Dulce jueves
Verdad a fuego lento
Enrique Arroyas
La gente prefiere saber la verdad aunque sea a costa de su propia felicidad. Si a alguien se le da a elegir entre el conocimiento y el bienestar, prefiere lo primero. A nadie le gusta vivir engañado. Son datos demostrados en estudios científicos que, sin embargo, tuve que leer varias veces para creerlos. ¿Cómo se entiende este apetito individual de verdad en un mundo lleno de falsedades y mentiras? Otros estudios, en cambio, aseguran que todos mentimos sin parar, al menos una vez al día. Y eso desde los cuatro años, que es cuando, según los expertos, los niños descubren que con la mentira desaparece el castigo. Desde entonces no dejamos de experimentar con los múltiples usos de la mentira. Mentimos para protegernos, para impresionar, para esconder, para seducir, para sacar ventaja. Unos mienten a conciencia, la mayoría sin premeditación. Todos por miedo.
La motivación de la mentira puede ser el mal, pero también la bondad. Hay mentiras por compasión, engaños que pretenden evitar el sufrimiento. Son las únicas que tienen justificación, dicen los psicólogos. Pero incluso en esos casos, su recorrido es corto. Mientras la verdad nos abre a lo incierto, lo imprevisible, como una ventana hacia un paisaje desconocido; la mentira cierra horizontes, estrecha la vida, atrae sufrimiento. La verdad es una caja de sorpresas, la mentira una celda de aislamiento. Es fácil decirlo, pero la realidad es dura. A veces se aleja tanto de nuestros deseos que solo una mentirijilla puede maquillar el resultado, como un partido ganado en el último minuto, un atajo entre quienes somos realmente y quiénes nos gustaría ser. Cuando la verdad es enemiga de la esperanza, quizá una mentira pueda ser una aliada de una verdad más profunda. La vida está llena de finales felices que solo los realistas con poca imaginación desprecian.

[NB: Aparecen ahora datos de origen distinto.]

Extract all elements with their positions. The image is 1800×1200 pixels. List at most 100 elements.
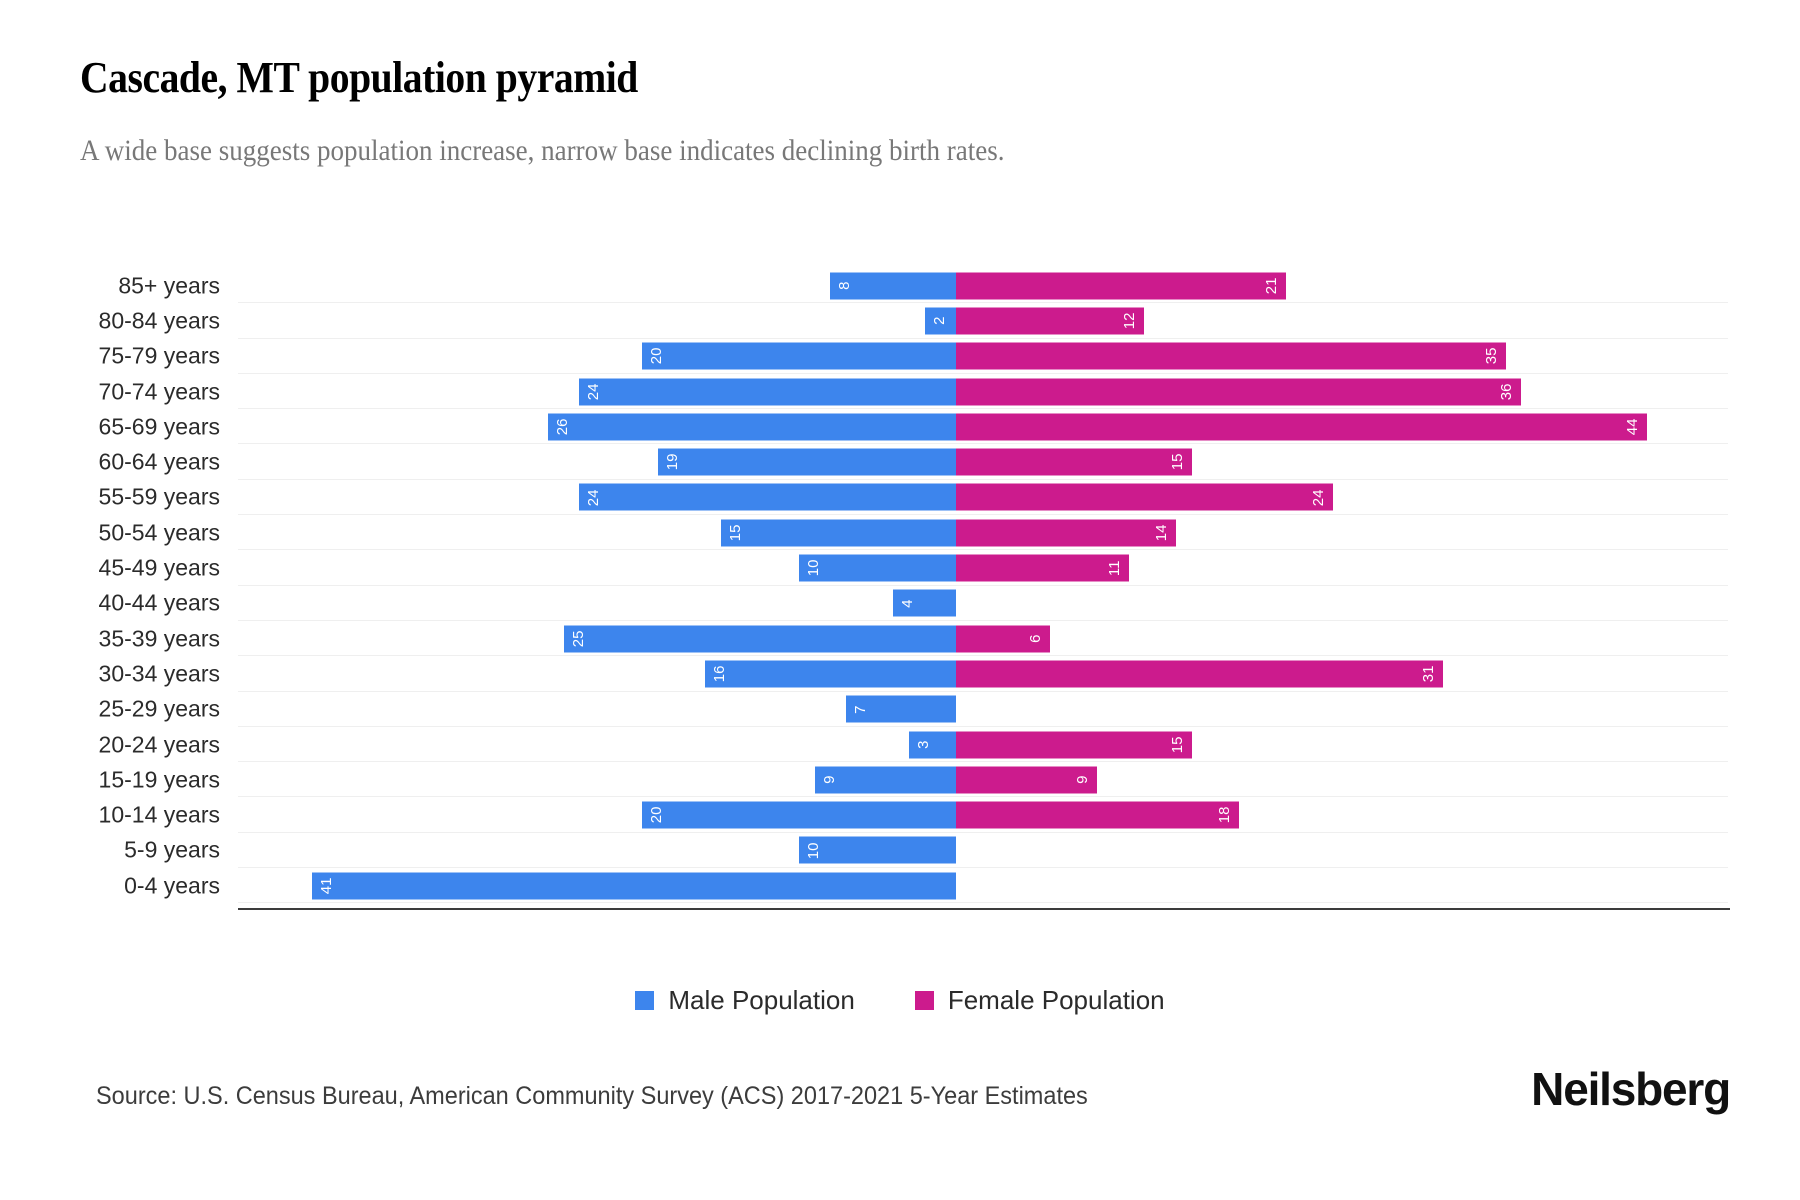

Hoy se elogia la verdad y se rechaza la mentira por motivos equivocados en ambos casos. El resultado es que se miente cuando se debe decir la verdad y, a la inversa, se exige verdad cuando se debe admitir el engaño. Así ocurre, por ejemplo, cuando en el mundo de la imaginación (que es el mundo del amor) se rechazan los cuentos de hadas porque esas cosas no pasan en la realidad; o cuando, al contrario, somos tolerantes con los políticos que inventan ‘hechos alternativos’.
La política exige un compromiso con la realidad, pero en la vida real, el compromiso es con la imaginación, es decir, con la esperanza, donde la verdad se cuece a fuego lento entre pequeñas mentiras. Como en aquellas películas francesas Pequeñas mentiras sin importancia y su secuela Pequeñas mentiras para estar juntos, que muestran, de forma tan amarga como divertida, cómo a veces las mentiras solo son la pequeña defensa de seres imperfectos contra la impaciencia de la verdad.